Importantly, Charlotte Catholic discourages teachers of secular subjects from instructing students on any sort of religious subject. The school asks that teachers who teach secular subjects refrain from instructing students on Catholic Doctrine. Secular teachers do not have to undergo religious training, do not have to be Catholic, and do not have to be Christian. The administration at Charlotte Catholic does not know the percentage of teachers at the school who are Catholic and does not ask if candidates are Catholic
during job interviews.  [Citations omitted].

Apparently the School also knew that the teacher was gay when he was first interviewed but hired him anyway. 

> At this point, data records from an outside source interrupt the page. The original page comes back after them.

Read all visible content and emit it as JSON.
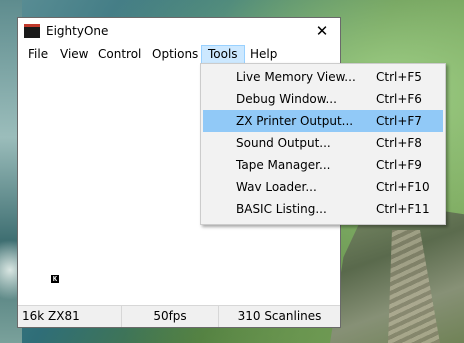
{
  "window": {
    "title": "EightyOne",
    "close_glyph": "✕",
    "app_icon": "eightyone-app-icon"
  },
  "menubar": {
    "items": [
      {
        "label": "File"
      },
      {
        "label": "View"
      },
      {
        "label": "Control"
      },
      {
        "label": "Options"
      },
      {
        "label": "Tools",
        "active": true
      },
      {
        "label": "Help"
      }
    ]
  },
  "display": {
    "cursor_char": "K"
  },
  "statusbar": {
    "machine": "16k ZX81",
    "fps": "50fps",
    "scanlines": "310 Scanlines"
  },
  "tools_menu": {
    "items": [
      {
        "label": "Live Memory View...",
        "shortcut": "Ctrl+F5"
      },
      {
        "label": "Debug Window...",
        "shortcut": "Ctrl+F6"
      },
      {
        "label": "ZX Printer Output...",
        "shortcut": "Ctrl+F7",
        "highlighted": true
      },
      {
        "label": "Sound Output...",
        "shortcut": "Ctrl+F8"
      },
      {
        "label": "Tape Manager...",
        "shortcut": "Ctrl+F9"
      },
      {
        "label": "Wav Loader...",
        "shortcut": "Ctrl+F10"
      },
      {
        "label": "BASIC Listing...",
        "shortcut": "Ctrl+F11"
      }
    ]
  },
  "colors": {
    "menu_active_bg": "#cce8ff",
    "menu_highlight_bg": "#91c9f7",
    "dropdown_bg": "#f2f2f2",
    "statusbar_bg": "#f0f0f0"
  }
}
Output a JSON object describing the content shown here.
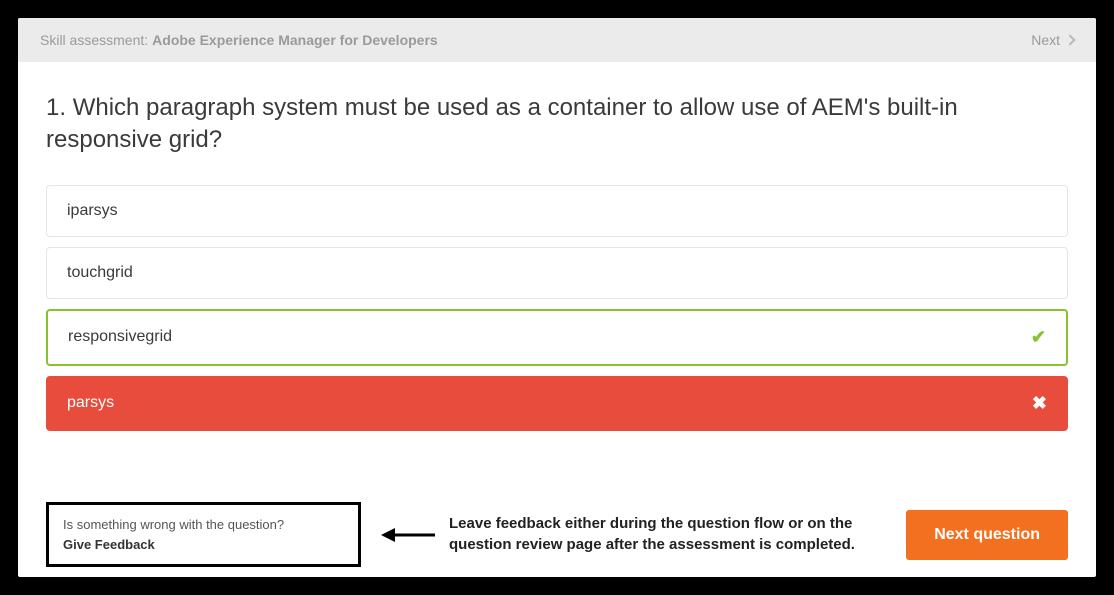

  • "Is It Racist To 'Call A Spade A Spade'?"--NPR. This expression, meaning "tell it like it is," goes back at least 500 years in the English language and is, itself, derived from a much older expression from Classical Greece. The "spade" referenced is, of course, the garden implement. In the 1920s, based on the playing card suit being black, "spade" began to be used to refer to blacks. The author of this 2013 piece, however, suggests that because of the racial "spade" reference (referring to the deck of cards) we should be careful of using the expression "call a spade a spade" (referring to a digging tool) because some ignoramuses (e.g., Ivy League graduates who probably couldn't tell you the difference between a spade and a hoe) might interpret it as racist. We probably also want to jettison the expression, "a tough row to hoe" because it might insult sex workers.
  • "'Catastrophic' supervolcano eruption could be much more likely than previously thought, scientists warn"--Sky News (h/t Marcus Wynne).  The gist is: "Existing knowledge about the likelihood of eruptions is based on the presence of liquid magma under a volcano, but new research warns 'eruptions can occur even if no liquid magma is found'." We should be more worried about more frequent, less powerful volcanoes that have the ability to temporarily alter the climate. For instance, in the 19th Century, there was one eruption with a Volcanic Explosivity Index (VEI) of 7 -- the Mt. Tambora eruption of 1815 that caused "the year without a summer" in 1816 -- and two eruptions with a VEI of 6 -- an 1808 "mystery eruption" which is believed to have occurred in the South Pacific, and the Krakatoa explosion of 1883. Conversely, there were no VEI 7 eruptions in the 20th Century, but three VEI 6 eruptions. It isn't just how powerful the volcano is, but also where the eruption occurs that can be important. For instance, the June 1783 and February 1784 eruptions of the Laki volcano in Iceland disrupted food production on a global scale although it appears to have only been a VEI 4 eruption. By comparison, the largest 20th Century eruption was that of Novarupta, Alaska, in 1912 (VIE 6) that apparently had little or no effect globally.
  • It wasn't that long ago that a video went viral of a deer rushing out of the brush to attack and kill a hawk that had caught a rabbit, and now this: "Butt out! Moment goat and rooster rush to save chicken from hawk attack"--Daily Mail. Reminds of the line from Pink Floyd's song, Sheep: "Bleating and babbling we fell on his neck with a scream...." 

1 comment:

  1. Well, calling a thing what it is flies in the face of all Leftist thought.

    China/food article is very good.